Mula sem cabeça

MULA SEM CABEÇA

Juliana Duarte

 

— Padre, perdoe-me porque pequei.

— Qual seu pecado, minha filha?

Nunca fui uma católica praticante. Fiz as eucaristias quando criança, frequentava as missas por imposição de mamãe. Hoje, em frente desse padre, sinto-me uma mula sem cabeça.

Moro numa cidade pequena, nada nunca acontece por aqui.
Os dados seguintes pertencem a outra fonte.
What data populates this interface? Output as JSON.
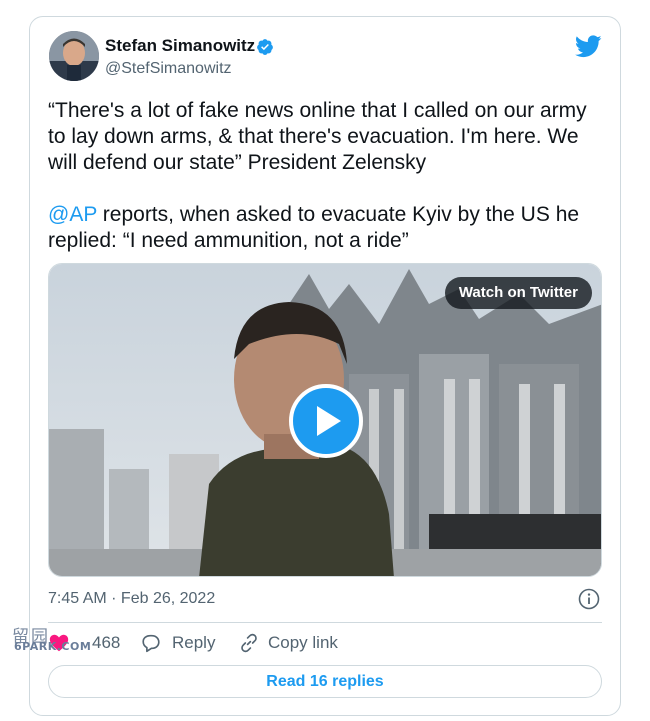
{
  "tweet": {
    "author": {
      "display_name": "Stefan Simanowitz",
      "handle": "@StefSimanowitz",
      "verified": true
    },
    "text_paragraph_1": "“There's a lot of fake news online that I called on our army to lay down arms, & that there's evacuation. I'm here. We will defend our state” President Zelensky",
    "text_paragraph_2_mention": "@AP",
    "text_paragraph_2_rest": " reports, when asked to evacuate Kyiv by the US he replied: “I need ammunition, not a ride”",
    "media": {
      "watch_label": "Watch on Twitter"
    },
    "timestamp": "7:45 AM · Feb 26, 2022",
    "actions": {
      "like_count": "468",
      "reply_label": "Reply",
      "copy_link_label": "Copy link"
    },
    "read_replies_label": "Read 16 replies"
  },
  "watermark": {
    "chars": "留园",
    "site": "6PARK.COM"
  },
  "colors": {
    "accent": "#1d9bf0",
    "text": "#0f1419",
    "secondary": "#536471",
    "border": "#cfd9de"
  },
  "icons": [
    "verified-badge-icon",
    "twitter-bird-icon",
    "play-icon",
    "info-icon",
    "heart-icon",
    "reply-bubble-icon",
    "link-icon"
  ]
}
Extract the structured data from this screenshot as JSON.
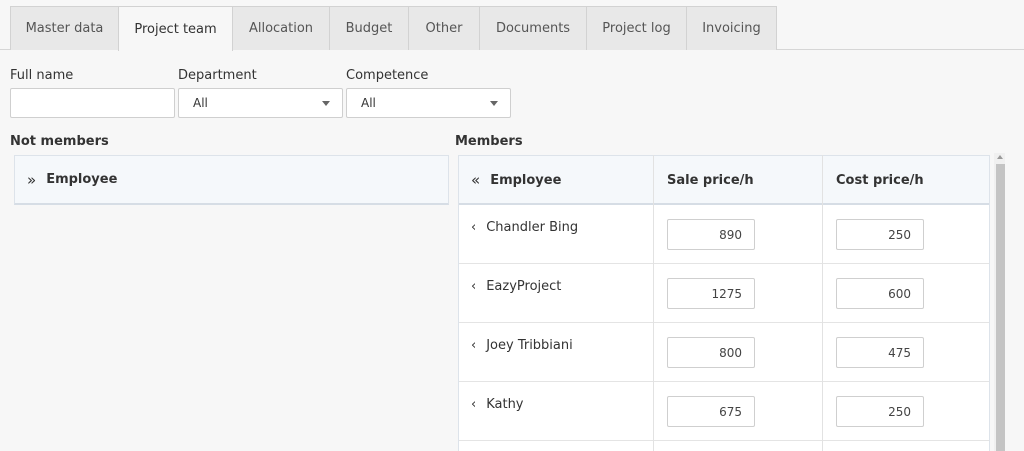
{
  "tabs": [
    {
      "label": "Master data",
      "active": false
    },
    {
      "label": "Project team",
      "active": true
    },
    {
      "label": "Allocation",
      "active": false
    },
    {
      "label": "Budget",
      "active": false
    },
    {
      "label": "Other",
      "active": false
    },
    {
      "label": "Documents",
      "active": false
    },
    {
      "label": "Project log",
      "active": false
    },
    {
      "label": "Invoicing",
      "active": false
    }
  ],
  "filters": {
    "full_name": {
      "label": "Full name",
      "value": ""
    },
    "department": {
      "label": "Department",
      "value": "All"
    },
    "competence": {
      "label": "Competence",
      "value": "All"
    }
  },
  "not_members": {
    "title": "Not members",
    "header": {
      "icon": "double-chevron-right-icon",
      "label": "Employee"
    }
  },
  "members": {
    "title": "Members",
    "columns": {
      "employee": {
        "icon": "double-chevron-left-icon",
        "label": "Employee"
      },
      "sale": "Sale price/h",
      "cost": "Cost price/h"
    },
    "rows": [
      {
        "name": "Chandler Bing",
        "sale": "890",
        "cost": "250"
      },
      {
        "name": "EazyProject",
        "sale": "1275",
        "cost": "600"
      },
      {
        "name": "Joey Tribbiani",
        "sale": "800",
        "cost": "475"
      },
      {
        "name": "Kathy",
        "sale": "675",
        "cost": "250"
      }
    ]
  },
  "glyphs": {
    "double_right": "»",
    "double_left": "«",
    "single_left": "‹"
  }
}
Tenho o hábito de fazer caminhada todos os dias. E, de alguns meses pra cá, comecei a observar um homem alto, que corria no mesmo horário que eu. Sempre de calção preto e regata branca, enquanto eu caminhava, ele corria. “Um morador novo”, pensei.

Um homem, aparentava ter entre 30 e 35 anos, moreno, não muito musculoso, parecia que frequentava academia, os músculos meio definidos, os olhos não conseguia ver a cor, porque estava sempre de óculos escuros. Cabelos pretos, e barba bem aparada. E quando passava por mim, deixava um rasto de perfume.

Para minha surpresa, uma senhorinha que volta e meia estava por lá dando alguns “passeios”, fez o homem parar no meio de sua corrida e pegou sua mão, dizendo: “Sua benção, padre João.”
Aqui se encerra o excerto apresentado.